Kirsan Ilyumzhinov is the president of FIDE: The World Chess Federation, the organization that organizes international chess tournaments. These tournaments are responsible for crowning world chess champions like Bobby Fischer and Gary Kasparov, who he recently beat to be reelected as president of the group. The reason we are discussing a chess club president is that Mr. Ilyumzhinov openly believes the game of chess comes from space and was invented by aliens. Think about that for a moment. This would be like if the NFL commissioner claimed that American football was invented by space aliens, and everyone was cool with it.
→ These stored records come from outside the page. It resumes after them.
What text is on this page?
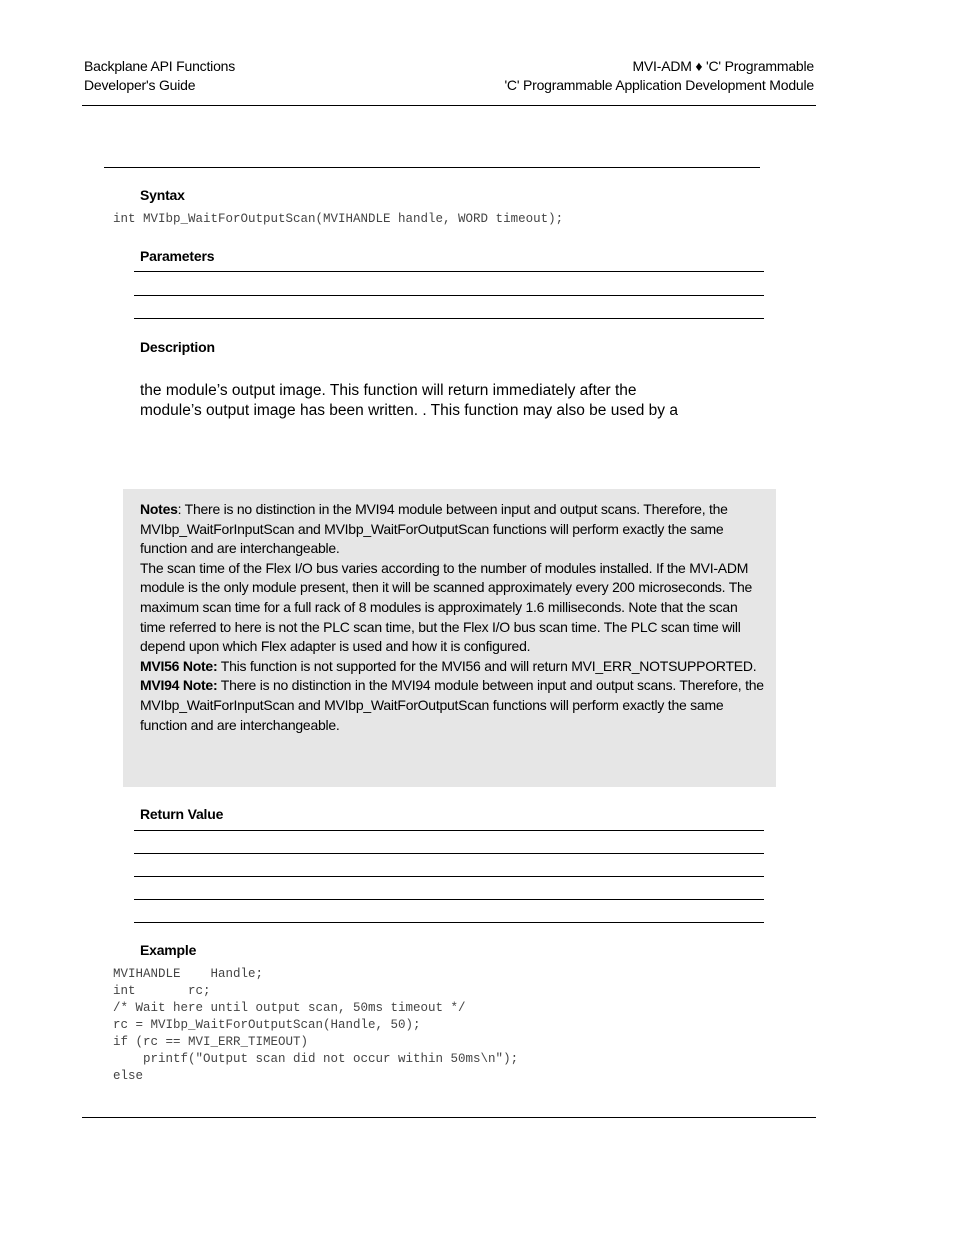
Backplane API Functions
Developer's Guide
MVI-ADM ♦ 'C' Programmable
'C' Programmable Application Development Module
Syntax
int MVIbp_WaitForOutputScan(MVIHANDLE handle, WORD timeout);
Parameters
Description
the module’s output image. This function will return immediately after the
module’s output image has been written. . This function may also be used by a

Notes: There is no distinction in the MVI94 module between input and output scans. Therefore, the MVIbp_WaitForInputScan and MVIbp_WaitForOutputScan functions will perform exactly the same function and are interchangeable.

The scan time of the Flex I/O bus varies according to the number of modules installed. If the MVI-ADM module is the only module present, then it will be scanned approximately every 200 microseconds. The maximum scan time for a full rack of 8 modules is approximately 1.6 milliseconds. Note that the scan time referred to here is not the PLC scan time, but the Flex I/O bus scan time. The PLC scan time will depend upon which Flex adapter is used and how it is configured.

MVI56 Note: This function is not supported for the MVI56 and will return MVI_ERR_NOTSUPPORTED.

MVI94 Note: There is no distinction in the MVI94 module between input and output scans. Therefore, the MVIbp_WaitForInputScan and MVIbp_WaitForOutputScan functions will perform exactly the same function and are interchangeable.

Return Value
Example
MVIHANDLE    Handle;
int       rc;
/* Wait here until output scan, 50ms timeout */
rc = MVIbp_WaitForOutputScan(Handle, 50);
if (rc == MVI_ERR_TIMEOUT)
printf("Output scan did not occur within 50ms\n");
else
In addition to his position as president of FIDE, Ilyumzhinov is also the former President of the Russian Republic of Kalmykia. It is during his time as an elected official in 1997 that he claims he was abducted by said chess playing aliens out of his apartment in Moscow. He later told a radio show of how he was taken by the creatures;
“It was not in our Russian space vehicles, but with aliens. They came in a flying saucer, picked me up, and I spent a whole day in outer space. It was from my apartment. They flew in and picked me up. They were wearing yellow spacesuits. I remember this moment exactly. We went off to their interplanetary ship, and I started to feel a lack of air, a lack of oxygen. They gave me a spacesuit as well. One of the aliens pointed to his chest and indicated that the oxygen supply could be regulated by turning a dial. So this is what I did.”
While you may laugh this off as just some kook, this guy was an elected Russian official for 17 years, president of the prestigious chess organization and is NOW may run for president of FIFA, the soccer organization. No word on if aliens invented soccer.
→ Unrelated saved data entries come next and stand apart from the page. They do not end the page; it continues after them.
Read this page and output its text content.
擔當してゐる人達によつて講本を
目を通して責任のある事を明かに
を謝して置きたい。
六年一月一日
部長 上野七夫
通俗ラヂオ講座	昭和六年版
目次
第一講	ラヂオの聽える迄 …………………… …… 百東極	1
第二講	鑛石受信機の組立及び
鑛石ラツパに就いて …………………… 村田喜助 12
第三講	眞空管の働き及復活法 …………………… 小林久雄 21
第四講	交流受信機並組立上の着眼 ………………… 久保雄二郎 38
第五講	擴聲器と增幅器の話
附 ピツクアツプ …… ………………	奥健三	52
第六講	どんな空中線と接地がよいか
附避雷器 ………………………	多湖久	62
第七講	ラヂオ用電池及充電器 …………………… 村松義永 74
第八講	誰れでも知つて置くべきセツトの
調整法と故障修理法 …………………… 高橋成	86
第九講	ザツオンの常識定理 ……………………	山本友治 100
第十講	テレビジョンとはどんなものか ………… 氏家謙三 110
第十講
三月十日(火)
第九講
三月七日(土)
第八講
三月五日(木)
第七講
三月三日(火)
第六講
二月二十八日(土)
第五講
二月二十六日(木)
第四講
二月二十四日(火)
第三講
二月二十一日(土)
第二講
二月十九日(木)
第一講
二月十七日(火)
The best part is the response from the Russian government who are mad at him for not formally telling them about the alien encounter. After all this is a historic event!
Needless to say other members of the Russian parliament were concerned with his ability to govern. Maybe they just thought he wasn’t getting enough sleep if aliens were waking him up in the middle of the night and flying him around? Nah, they probably just thought he was crazy. It would be like if a governor of one of biggest states in the United States was openly endorsing Internet conspiracy theories and everyone was OK with it. That wouldn’t happen.
Break Question of The Day: Do you believe Kirsan Ilyumzhinov that he was abducted by aliens who invented chess? Or is that just some really good vodka?